Moreel in Industries: volgens Guion's

1. Het moet de dynamische complexiteit van het moreel herkennen.

2. Het moreel moet in wezen een attribuut van het individu zijn.

3. Het moet erkennen dat het moreel bestaat met betrekking tot de werksituatie.

4. Het moet de rol van motivatie in het moreel herkennen.

5. Het moet van toepassing zijn op werknemers op elk functieniveau.

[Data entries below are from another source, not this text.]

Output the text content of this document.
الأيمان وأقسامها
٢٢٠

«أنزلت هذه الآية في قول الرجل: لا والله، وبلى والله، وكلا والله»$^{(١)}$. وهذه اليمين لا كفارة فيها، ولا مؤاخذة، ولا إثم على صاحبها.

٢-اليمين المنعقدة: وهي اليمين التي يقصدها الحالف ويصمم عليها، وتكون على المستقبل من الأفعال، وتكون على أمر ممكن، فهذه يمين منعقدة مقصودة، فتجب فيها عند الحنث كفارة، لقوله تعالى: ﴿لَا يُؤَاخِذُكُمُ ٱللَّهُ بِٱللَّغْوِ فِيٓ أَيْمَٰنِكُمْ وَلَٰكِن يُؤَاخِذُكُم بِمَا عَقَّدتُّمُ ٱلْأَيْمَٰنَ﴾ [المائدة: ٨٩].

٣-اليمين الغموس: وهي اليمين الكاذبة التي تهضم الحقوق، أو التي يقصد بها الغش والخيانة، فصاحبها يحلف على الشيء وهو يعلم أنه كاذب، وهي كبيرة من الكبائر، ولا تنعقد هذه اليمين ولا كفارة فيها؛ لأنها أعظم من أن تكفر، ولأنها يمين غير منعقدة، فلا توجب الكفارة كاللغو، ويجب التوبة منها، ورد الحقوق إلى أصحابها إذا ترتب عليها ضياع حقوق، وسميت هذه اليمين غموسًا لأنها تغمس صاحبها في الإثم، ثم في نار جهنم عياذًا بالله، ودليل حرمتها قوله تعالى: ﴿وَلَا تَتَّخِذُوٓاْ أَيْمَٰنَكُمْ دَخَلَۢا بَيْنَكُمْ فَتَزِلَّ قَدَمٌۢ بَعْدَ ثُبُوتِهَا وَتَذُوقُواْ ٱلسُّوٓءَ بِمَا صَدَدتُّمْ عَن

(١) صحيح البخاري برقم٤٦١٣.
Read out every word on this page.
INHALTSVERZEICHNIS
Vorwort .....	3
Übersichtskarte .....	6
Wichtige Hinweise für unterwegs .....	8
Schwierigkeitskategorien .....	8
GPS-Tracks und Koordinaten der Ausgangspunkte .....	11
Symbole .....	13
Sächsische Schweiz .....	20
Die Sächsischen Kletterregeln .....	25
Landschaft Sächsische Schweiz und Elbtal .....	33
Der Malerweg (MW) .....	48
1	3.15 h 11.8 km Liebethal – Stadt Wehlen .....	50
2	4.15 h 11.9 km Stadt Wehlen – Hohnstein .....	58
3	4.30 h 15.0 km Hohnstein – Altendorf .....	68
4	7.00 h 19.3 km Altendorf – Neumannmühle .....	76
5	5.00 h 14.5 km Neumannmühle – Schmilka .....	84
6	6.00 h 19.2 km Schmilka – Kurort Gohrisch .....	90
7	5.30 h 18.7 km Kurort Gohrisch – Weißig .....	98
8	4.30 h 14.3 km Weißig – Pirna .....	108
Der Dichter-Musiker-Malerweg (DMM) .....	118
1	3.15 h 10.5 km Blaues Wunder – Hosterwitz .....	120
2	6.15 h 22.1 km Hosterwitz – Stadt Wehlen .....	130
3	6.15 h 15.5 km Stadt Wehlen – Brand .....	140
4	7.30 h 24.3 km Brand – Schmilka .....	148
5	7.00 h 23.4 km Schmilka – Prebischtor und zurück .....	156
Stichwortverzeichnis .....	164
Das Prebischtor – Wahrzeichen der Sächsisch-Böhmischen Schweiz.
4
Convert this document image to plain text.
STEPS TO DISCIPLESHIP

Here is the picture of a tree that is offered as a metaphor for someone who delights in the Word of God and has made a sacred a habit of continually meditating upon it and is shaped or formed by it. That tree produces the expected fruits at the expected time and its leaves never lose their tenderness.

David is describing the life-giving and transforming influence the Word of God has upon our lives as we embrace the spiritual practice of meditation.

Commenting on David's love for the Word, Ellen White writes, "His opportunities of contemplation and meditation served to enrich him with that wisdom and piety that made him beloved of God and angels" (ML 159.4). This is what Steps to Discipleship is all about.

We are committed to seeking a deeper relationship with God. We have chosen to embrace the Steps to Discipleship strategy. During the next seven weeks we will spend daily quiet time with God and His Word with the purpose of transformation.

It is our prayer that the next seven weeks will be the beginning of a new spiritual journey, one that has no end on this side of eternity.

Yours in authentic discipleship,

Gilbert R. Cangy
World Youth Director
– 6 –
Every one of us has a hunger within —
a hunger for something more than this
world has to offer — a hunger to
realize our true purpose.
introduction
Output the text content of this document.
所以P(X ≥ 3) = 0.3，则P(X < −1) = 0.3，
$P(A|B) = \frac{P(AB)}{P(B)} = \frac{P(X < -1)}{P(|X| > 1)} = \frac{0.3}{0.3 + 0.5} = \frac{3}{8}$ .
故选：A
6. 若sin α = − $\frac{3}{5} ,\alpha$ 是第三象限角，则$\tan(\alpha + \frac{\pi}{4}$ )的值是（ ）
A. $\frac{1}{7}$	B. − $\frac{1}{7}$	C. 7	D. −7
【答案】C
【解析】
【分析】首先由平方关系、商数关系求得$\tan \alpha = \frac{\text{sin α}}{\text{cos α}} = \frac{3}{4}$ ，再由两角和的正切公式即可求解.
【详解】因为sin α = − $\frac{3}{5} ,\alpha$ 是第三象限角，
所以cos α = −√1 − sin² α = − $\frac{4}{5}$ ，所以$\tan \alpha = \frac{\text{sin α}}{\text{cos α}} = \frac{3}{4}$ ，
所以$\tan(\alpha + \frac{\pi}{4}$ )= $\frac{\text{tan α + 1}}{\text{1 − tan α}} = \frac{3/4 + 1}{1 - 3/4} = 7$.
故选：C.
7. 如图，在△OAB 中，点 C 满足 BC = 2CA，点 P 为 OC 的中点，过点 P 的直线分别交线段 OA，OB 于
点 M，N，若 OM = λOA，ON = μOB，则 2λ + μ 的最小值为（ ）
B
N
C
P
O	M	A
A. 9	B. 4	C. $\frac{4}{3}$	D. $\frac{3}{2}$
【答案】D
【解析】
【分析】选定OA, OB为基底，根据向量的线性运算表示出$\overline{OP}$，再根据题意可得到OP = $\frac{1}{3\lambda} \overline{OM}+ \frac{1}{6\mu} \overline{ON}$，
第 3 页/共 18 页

Stagner (1958) heeft ook het moreel gedefinieerd. Zijn definitie lijkt te vallen in Guion's categorie 7. Stagner is voldoende expliciet in zijn poging om formeel het concept moraal te conceptualiseren, dat een paar woorden van discussie over zijn 'model' de moeite van het opnemen waard zijn.

Om Stagner te citeren:

Moraal, denk ik, moet altijd worden gedefinieerd in termen van een individuele-groepsrelatie, het is een index van de mate waarin het individu een kans op bevrediging van zijn eigen motieven ziet door samenwerking met de groep. Vanzelfsprekend is er geen fenomeen als het moreel in het algemeen, de morele status van een persoon moet worden gemeten ten opzichte van een specifieke groep, zoals zijn bedrijf, zijn informele werkgroep of zijn vakbond.

En

Een hoog moreel bestaat wanneer het individu zichzelf als een lid van een groep waarneemt en ziet een grote kans om zowel individuele als groepsdoelen te bereiken door middel van een gedragslijn. Hij probeert bewust de doelen van de groep te bereiken omdat ze belangrijk voor hem zijn - ze zijn individuele doelen geworden - of omdat ze een pad bieden naar zijn eigen persoonlijke doelen die geen verband houden met de groep.

Wanneer we proberen een motivationele analyse toe te passen op het probleem dat zo is gedefinieerd, vinden we dat er drie afzonderlijke fasen moeten worden onderzocht: (a) de privédoelen van het individu, (b) de groepsdoelen en (c) de waargenomen relatie tussen deze sets van doelen. Aldus hangt het moreel van Stagner af van (1) de perceptie van de persoon van zichzelf als een onderdeel van een groep en (2) de perceptie van zijn doelen als identiek aan of grenzend aan groepsdoelen.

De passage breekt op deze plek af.